My opera singing, voice-over specializing bud in the states, who has a set of pipes you can hear through email, sent me an article on the boring-down of the next Supergirls competition in China. Crying, “unhealthy songs, non-mainstream dress, potty words, Simonesque judges who humiliate contestants and “wild hair” are a few of the things to get banned Tears, wild hair, “low taste,” and unhealthy songs are banned when China’s latest version of “American Idol” goes on the air next month. In the words of my friend: “So, where’s the fun in that?” In related news: Beijing, actively fretting over their Olympic image, announced that its goal to wipe out Chinglish in time for the Olympics might have been a bit wistful. And nothing shows that better than the name of one of the aforementioned show.
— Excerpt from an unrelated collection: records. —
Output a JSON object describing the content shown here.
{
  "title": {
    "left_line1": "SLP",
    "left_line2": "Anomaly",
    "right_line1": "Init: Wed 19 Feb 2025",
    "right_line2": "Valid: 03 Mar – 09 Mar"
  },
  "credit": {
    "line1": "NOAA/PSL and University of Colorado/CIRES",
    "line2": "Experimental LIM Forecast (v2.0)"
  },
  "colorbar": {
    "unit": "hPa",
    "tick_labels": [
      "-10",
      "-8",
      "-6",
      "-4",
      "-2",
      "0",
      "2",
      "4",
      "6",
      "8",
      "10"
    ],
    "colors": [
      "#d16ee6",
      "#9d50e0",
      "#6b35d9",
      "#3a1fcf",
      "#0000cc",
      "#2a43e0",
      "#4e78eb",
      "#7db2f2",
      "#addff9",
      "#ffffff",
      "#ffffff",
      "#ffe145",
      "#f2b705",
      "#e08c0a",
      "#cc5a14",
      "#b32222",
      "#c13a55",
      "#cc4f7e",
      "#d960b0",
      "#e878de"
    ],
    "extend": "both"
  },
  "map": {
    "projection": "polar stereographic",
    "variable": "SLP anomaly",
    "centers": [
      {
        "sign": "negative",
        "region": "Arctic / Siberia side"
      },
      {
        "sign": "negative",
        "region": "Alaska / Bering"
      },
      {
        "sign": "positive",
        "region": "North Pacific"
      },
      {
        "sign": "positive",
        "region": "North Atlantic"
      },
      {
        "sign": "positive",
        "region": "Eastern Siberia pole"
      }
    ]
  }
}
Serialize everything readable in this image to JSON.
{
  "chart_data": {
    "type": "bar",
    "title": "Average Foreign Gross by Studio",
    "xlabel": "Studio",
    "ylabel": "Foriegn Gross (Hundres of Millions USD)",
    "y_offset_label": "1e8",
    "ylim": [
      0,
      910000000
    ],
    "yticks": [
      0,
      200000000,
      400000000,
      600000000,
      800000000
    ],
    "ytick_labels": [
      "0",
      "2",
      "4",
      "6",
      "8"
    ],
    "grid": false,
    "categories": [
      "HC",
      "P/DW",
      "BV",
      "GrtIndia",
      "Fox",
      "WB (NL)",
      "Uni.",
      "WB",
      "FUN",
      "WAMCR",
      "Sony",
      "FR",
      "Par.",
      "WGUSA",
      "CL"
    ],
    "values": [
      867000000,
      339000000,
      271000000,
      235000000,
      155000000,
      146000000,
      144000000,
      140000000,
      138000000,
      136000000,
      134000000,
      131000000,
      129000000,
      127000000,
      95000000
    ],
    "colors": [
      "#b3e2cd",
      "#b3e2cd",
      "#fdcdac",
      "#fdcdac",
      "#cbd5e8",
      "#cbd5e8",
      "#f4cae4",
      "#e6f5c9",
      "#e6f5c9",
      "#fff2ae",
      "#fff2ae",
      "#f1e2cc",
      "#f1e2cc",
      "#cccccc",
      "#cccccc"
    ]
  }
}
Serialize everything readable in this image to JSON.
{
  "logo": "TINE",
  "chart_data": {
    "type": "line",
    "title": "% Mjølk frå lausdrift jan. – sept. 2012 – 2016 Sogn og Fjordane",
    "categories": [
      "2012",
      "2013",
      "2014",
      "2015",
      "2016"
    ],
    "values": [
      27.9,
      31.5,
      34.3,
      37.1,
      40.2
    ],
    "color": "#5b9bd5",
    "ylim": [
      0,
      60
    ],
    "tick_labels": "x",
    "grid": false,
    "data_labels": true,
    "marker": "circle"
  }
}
It will be
called, “Happy Boys Voice.”


This name was infinietly preferable to the earlier and obviously much too Chinglish name, “Boys Happy Voice.” And during this sequel to ‘Super Girls Voice,” the show that drew 400 million viewers, regulators want only “healthy and ethically inspiring” songs and say the contestants should “avoid scenes of screaming fans or losing
contestants in tears.” There will no overnight fame for enraptured fans here.

American Idol Crying Girl

So, back to Beijing: “You can’t talk in absolutes,” says Liu Yang, deputy head of the Chinglish police. “We’ll work as hard as possible to extinguish the problem and get more city residents involved,” he added. “Of course, it will still happen occasionally, but I think we can ensure that once mistakes are found, they are rectified.” And they did a good job rectifying this one: Beijing’s “Hospital for Anus and Intestine Disease”, once lit up in garish neon lights in the central business district, is now the “Hospital for Proctology”. Again, where’s the fun in that? How boring is restaruant food going to be of you can no longer order “Stupid meat,” It is small to fry the chicken miscellaneous” or “mixed elbow with garlic mud”, huh? The number two Chinglish Dick is still unsure as to what country wil be used as a standard for the upcoming changes: “Every country is different when it comes to English signs, like the US and Britain having varying standards,” he said. I am not sure America will hold the linguistic high ground here:


“It’s hard to say that a certain country is the only one worth relying on or considering” says word cop Liu.